Barbarossa – przeczytaj, co odpisałem Jarkowi. Podkreślę dwie rzeczy:
- ustalenie środka oddziału jest pomocne przy ustaleniu kierunku ucieczki, tak naprawdę, to poszedłem na skróty i ustalam kierunek ucieczki. Nie ma drugiego wymiaru, nie ma potrzeby jego uwzględniania, nie można więc w ten sposób obalić zaproponowanego rozwiązania
Dla matematyków – pozycje skirmisherów zostają zrzutowane na prostą prostopadłą do kierunku ich ucieczki
i taka prosta pojawia się na diagramie na str 22
- aczkolwiek niemożliwym wydaje się precyzyjne określenie środka oddziału skirmisherów, to i tak zaproponowane rozwiązanie w każdej sytuacji będzie lepsze niż uściślenie LS, które zupełnie pomija zasady ucieczki z podręcznika. Zerknij na szkic powyżej.
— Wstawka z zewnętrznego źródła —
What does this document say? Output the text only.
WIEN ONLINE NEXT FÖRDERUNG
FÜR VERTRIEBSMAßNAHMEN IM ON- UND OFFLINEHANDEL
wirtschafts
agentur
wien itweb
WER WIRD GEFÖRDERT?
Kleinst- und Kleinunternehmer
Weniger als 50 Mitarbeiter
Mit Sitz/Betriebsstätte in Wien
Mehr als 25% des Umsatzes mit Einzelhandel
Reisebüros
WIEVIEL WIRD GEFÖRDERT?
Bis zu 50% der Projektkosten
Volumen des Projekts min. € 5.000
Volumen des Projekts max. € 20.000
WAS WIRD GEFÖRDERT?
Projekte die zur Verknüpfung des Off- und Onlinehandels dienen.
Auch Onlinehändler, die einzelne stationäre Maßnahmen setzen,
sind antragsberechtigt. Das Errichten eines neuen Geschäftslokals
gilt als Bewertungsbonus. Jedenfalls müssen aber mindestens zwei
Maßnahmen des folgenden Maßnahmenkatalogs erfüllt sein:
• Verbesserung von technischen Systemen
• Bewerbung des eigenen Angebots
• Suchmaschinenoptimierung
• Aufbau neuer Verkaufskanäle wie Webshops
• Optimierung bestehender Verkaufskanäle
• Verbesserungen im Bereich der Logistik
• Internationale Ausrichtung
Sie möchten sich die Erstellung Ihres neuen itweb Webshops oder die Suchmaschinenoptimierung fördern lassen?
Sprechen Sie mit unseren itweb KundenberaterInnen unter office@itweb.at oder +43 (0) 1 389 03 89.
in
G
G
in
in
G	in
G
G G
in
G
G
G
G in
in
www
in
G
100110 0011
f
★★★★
Assasello ponownie – dodanie „widocznego” nie jest konieczne.
Rulebook str 18 „Jednostka może zadeklarować szarże, o ile przynajmniej jeden model tej jednostki widzi przynajmniej jeden model wrogiego oddziału”
Rulebook str 67: „Przeciwnik porusza się do kontaktu z podstawką najbliższego modelu harcownika”
Nie da się ukryć, że z zestawienia tych dwóch cytatów jasno wynika, że nie trzeba szarżować na model „widoczny”. Jedynym powodem dla którego można by nie szarżować na najbliższy model jest to, że szarża mogła by nie dojść. Mając alternatywę kilku jednakowo odległych modeli, szarżujemy na ten z minimalnym koniecznym weelem (lub na wprost).
Takie są zasady, stosowanie ich jest elementem taktyki ale nie powoduje niejasności w grze.
Ktoś się zapyta – jak to, przecież nie widzę celu szarży – odpowiem przez analogię – nie musisz widzieć wzbudzającej terror istoty aby testować terror.
Trocki - uściślenie LS jest spójne, tego nie neguję, ale nie jest zgodne z zasadami. Być może za mało osób jeszcze dostrzega te różnice, z dyskusji wnoszę, że dosłownie kilka rozumie w czym rzecz.
Na diagramie powyżej postaw sobie po środku za oddziałem skirmisherów 4 poziomowego maga i zastanów się, w przyszłości, jaka siła zapobiegnie, aby ktoś w takiej sytuacji nie zażądał grania zgodnie z zasadami a nie uściśleniem.
Lepiej zapobiegać, niż leczyć. Ja nie chcę mieć takich problemów czy to jako gracz, czy jako sędzia, stąd cała dyskusja.